Seeing Texture in Nature—Seeing God in Texture

Texture Collection
In the past weeks I have been writing about how God has used the seven design elements (line, shape, form, value, texture, space, and color) to visually create everything that we can see. Additionally, as He told us in Romans 1:20 that He has made the visible world so that His invisible qualities might be discerned.

Therefore, we should be able to study the design elements and gain spiritual insights. Who better to do this than the artist who is trained to see and capture the visual elements? Perhaps that alone is a sufficient justification for keeping art as part of a Christian education.

This week we are going to consider the element of TEXTURE which refers to the tactile quality of an object. That is, it refers to the way things feel. Things may be bumpy, fluffy, spiky, slippery, or smooth. All objects that you can hold have a texture.

I find, as an art educator, that the more interesting the TEXTURE of an object is, the more problematic it becomes. Along with the surface color of an object, a student becomes so fixated on the texture that they have trouble seeing beyond it. As a result, the FORM and VALUE of an object get overlooked even though it is FORM and VALUE that establish the “realness” or the “substance” of an object.

Let’s look at the works in this week’s collection. All of them have handled texture beautifully. Notice that the lovely landscape of the fields, which is a quilt I believe, makes no effort to present a realistic rendering of the fields. While color, texture, and shape are of primary importance in that piece, value and form are not used. On the other hand, in the Van Gogh and the painting of the pomegranate, value establishes dark and light areas within the texture so that we see a suggestion of the form or substance of the objects.

When my students try to capture the image of an object with a lot of texture, something like a woven basket, they usually work so hard on the texture that their rendering looks less and less believable. When I instruct them to ignore the TEXTURE at first and use their shading skills to capture the FORM, then go back and add the TEXTURE primarily in the light areas they are much more successful. Additionally I caution them to look at the texture as a result of VALUES. Because of the TEXTURE, the lights and darks are broken up in a unique pattern.
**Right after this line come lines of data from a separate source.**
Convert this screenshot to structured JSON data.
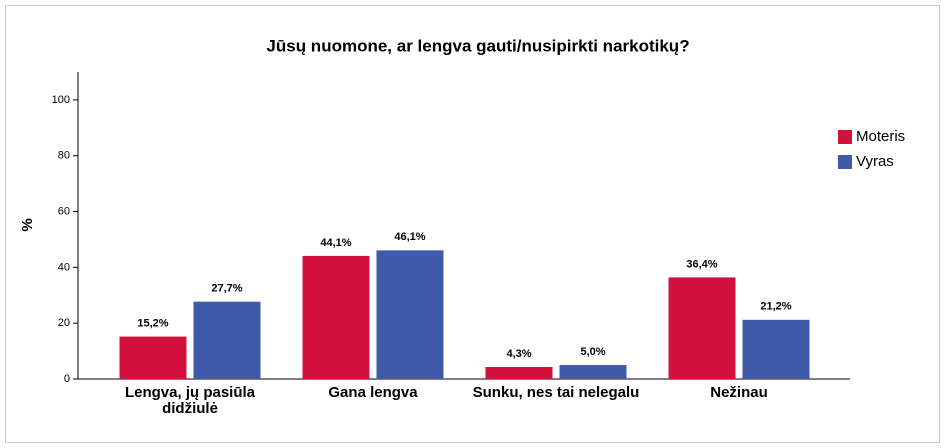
{
  "chart_data": {
    "type": "bar",
    "title": "Jūsų nuomone, ar lengva gauti/nusipirkti narkotikų?",
    "y_label": "%",
    "categories": [
      "Lengva, jų pasiūla didžiulė",
      "Gana lengva",
      "Sunku, nes tai nelegalu",
      "Nežinau"
    ],
    "series": [
      {
        "name": "Moteris",
        "color": "#d2123c",
        "values": [
          15.2,
          44.1,
          4.3,
          36.4
        ],
        "value_labels": [
          "15,2%",
          "44,1%",
          "4,3%",
          "36,4%"
        ]
      },
      {
        "name": "Vyras",
        "color": "#3f5aa9",
        "values": [
          27.7,
          46.1,
          5.0,
          21.2
        ],
        "value_labels": [
          "27,7%",
          "46,1%",
          "5,0%",
          "21,2%"
        ]
      }
    ],
    "ylim": [
      0,
      110
    ],
    "yticks": [
      0,
      20,
      40,
      60,
      80,
      100
    ],
    "legend": "right"
  }
}
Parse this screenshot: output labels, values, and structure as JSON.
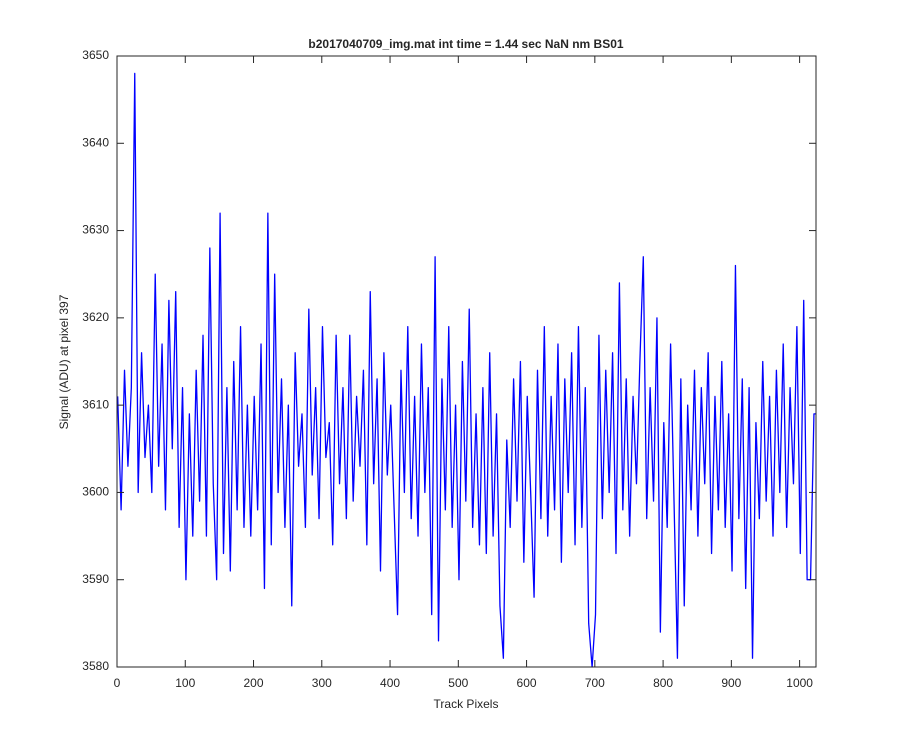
{
  "chart_data": {
    "type": "line",
    "title": "b2017040709_img.mat int time = 1.44 sec  NaN nm BS01",
    "xlabel": "Track Pixels",
    "ylabel": "Signal (ADU) at pixel 397",
    "xlim": [
      0,
      1024
    ],
    "ylim": [
      3580,
      3650
    ],
    "xticks": [
      0,
      100,
      200,
      300,
      400,
      500,
      600,
      700,
      800,
      900,
      1000
    ],
    "yticks": [
      3580,
      3590,
      3600,
      3610,
      3620,
      3630,
      3640,
      3650
    ],
    "x": [
      1,
      6,
      11,
      16,
      21,
      26,
      31,
      36,
      41,
      46,
      51,
      56,
      61,
      66,
      71,
      76,
      81,
      86,
      91,
      96,
      101,
      106,
      111,
      116,
      121,
      126,
      131,
      136,
      141,
      146,
      151,
      156,
      161,
      166,
      171,
      176,
      181,
      186,
      191,
      196,
      201,
      206,
      211,
      216,
      221,
      226,
      231,
      236,
      241,
      246,
      251,
      256,
      261,
      266,
      271,
      276,
      281,
      286,
      291,
      296,
      301,
      306,
      311,
      316,
      321,
      326,
      331,
      336,
      341,
      346,
      351,
      356,
      361,
      366,
      371,
      376,
      381,
      386,
      391,
      396,
      401,
      406,
      411,
      416,
      421,
      426,
      431,
      436,
      441,
      446,
      451,
      456,
      461,
      466,
      471,
      476,
      481,
      486,
      491,
      496,
      501,
      506,
      511,
      516,
      521,
      526,
      531,
      536,
      541,
      546,
      551,
      556,
      561,
      566,
      571,
      576,
      581,
      586,
      591,
      596,
      601,
      606,
      611,
      616,
      621,
      626,
      631,
      636,
      641,
      646,
      651,
      656,
      661,
      666,
      671,
      676,
      681,
      686,
      691,
      696,
      701,
      706,
      711,
      716,
      721,
      726,
      731,
      736,
      741,
      746,
      751,
      756,
      761,
      766,
      771,
      776,
      781,
      786,
      791,
      796,
      801,
      806,
      811,
      816,
      821,
      826,
      831,
      836,
      841,
      846,
      851,
      856,
      861,
      866,
      871,
      876,
      881,
      886,
      891,
      896,
      901,
      906,
      911,
      916,
      921,
      926,
      931,
      936,
      941,
      946,
      951,
      956,
      961,
      966,
      971,
      976,
      981,
      986,
      991,
      996,
      1001,
      1006,
      1011,
      1016,
      1021,
      1024
    ],
    "series": [
      {
        "color": "#0000ff",
        "values": [
          3611,
          3598,
          3614,
          3603,
          3612,
          3648,
          3600,
          3616,
          3604,
          3610,
          3600,
          3625,
          3603,
          3617,
          3598,
          3622,
          3605,
          3623,
          3596,
          3612,
          3590,
          3609,
          3595,
          3614,
          3599,
          3618,
          3595,
          3628,
          3601,
          3590,
          3632,
          3593,
          3612,
          3591,
          3615,
          3598,
          3619,
          3596,
          3610,
          3595,
          3611,
          3598,
          3617,
          3589,
          3632,
          3594,
          3625,
          3600,
          3613,
          3596,
          3610,
          3587,
          3616,
          3603,
          3609,
          3596,
          3621,
          3602,
          3612,
          3597,
          3619,
          3604,
          3608,
          3594,
          3618,
          3601,
          3612,
          3597,
          3618,
          3599,
          3611,
          3603,
          3614,
          3594,
          3623,
          3601,
          3613,
          3591,
          3616,
          3602,
          3610,
          3598,
          3586,
          3614,
          3600,
          3619,
          3597,
          3611,
          3595,
          3617,
          3600,
          3612,
          3586,
          3627,
          3583,
          3613,
          3598,
          3619,
          3596,
          3610,
          3590,
          3615,
          3599,
          3621,
          3596,
          3609,
          3594,
          3612,
          3593,
          3616,
          3595,
          3609,
          3587,
          3581,
          3606,
          3596,
          3613,
          3599,
          3615,
          3592,
          3611,
          3600,
          3588,
          3614,
          3597,
          3619,
          3595,
          3611,
          3598,
          3617,
          3592,
          3613,
          3600,
          3616,
          3594,
          3619,
          3596,
          3612,
          3585,
          3580,
          3586,
          3618,
          3597,
          3614,
          3600,
          3616,
          3593,
          3624,
          3598,
          3613,
          3595,
          3611,
          3601,
          3615,
          3627,
          3597,
          3612,
          3599,
          3620,
          3584,
          3608,
          3596,
          3617,
          3599,
          3581,
          3613,
          3587,
          3610,
          3598,
          3614,
          3595,
          3612,
          3601,
          3616,
          3593,
          3611,
          3598,
          3615,
          3596,
          3609,
          3591,
          3626,
          3597,
          3613,
          3589,
          3612,
          3581,
          3608,
          3597,
          3615,
          3599,
          3611,
          3595,
          3614,
          3600,
          3617,
          3596,
          3612,
          3601,
          3619,
          3593,
          3622,
          3590,
          3590,
          3609,
          3609
        ]
      }
    ]
  }
}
Seeing TEXTURE is after all the result of light and dark.

My spiritual insights about TEXTURE come to me from the struggle of my students to manage it. It seems to me that TEXTURE represents all of the interesting, attractive, busy things that make up life—the buying, selling, cooking, and cleaning—the educating, communicating, and entertaining. We can get so busy with all of those things that our lives lose a sense of substance and reality. Ecclesiastes tells us that it is all emptiness—a blowing in the wind.

There is a remedy, however, and it is revealed to us through art as well. Remember that FORM is the result of the light source. As each object reacts to and responds to the light source we see its FORM and substance. It seems real. It has depth. Scripture tells us that God is Light. As we see our lives as a response to God’s Light, they will take on substance and form. They will feel real—eternally real, and all of the busy activities that we engage in will be seen as lovely texture that adds richness to life.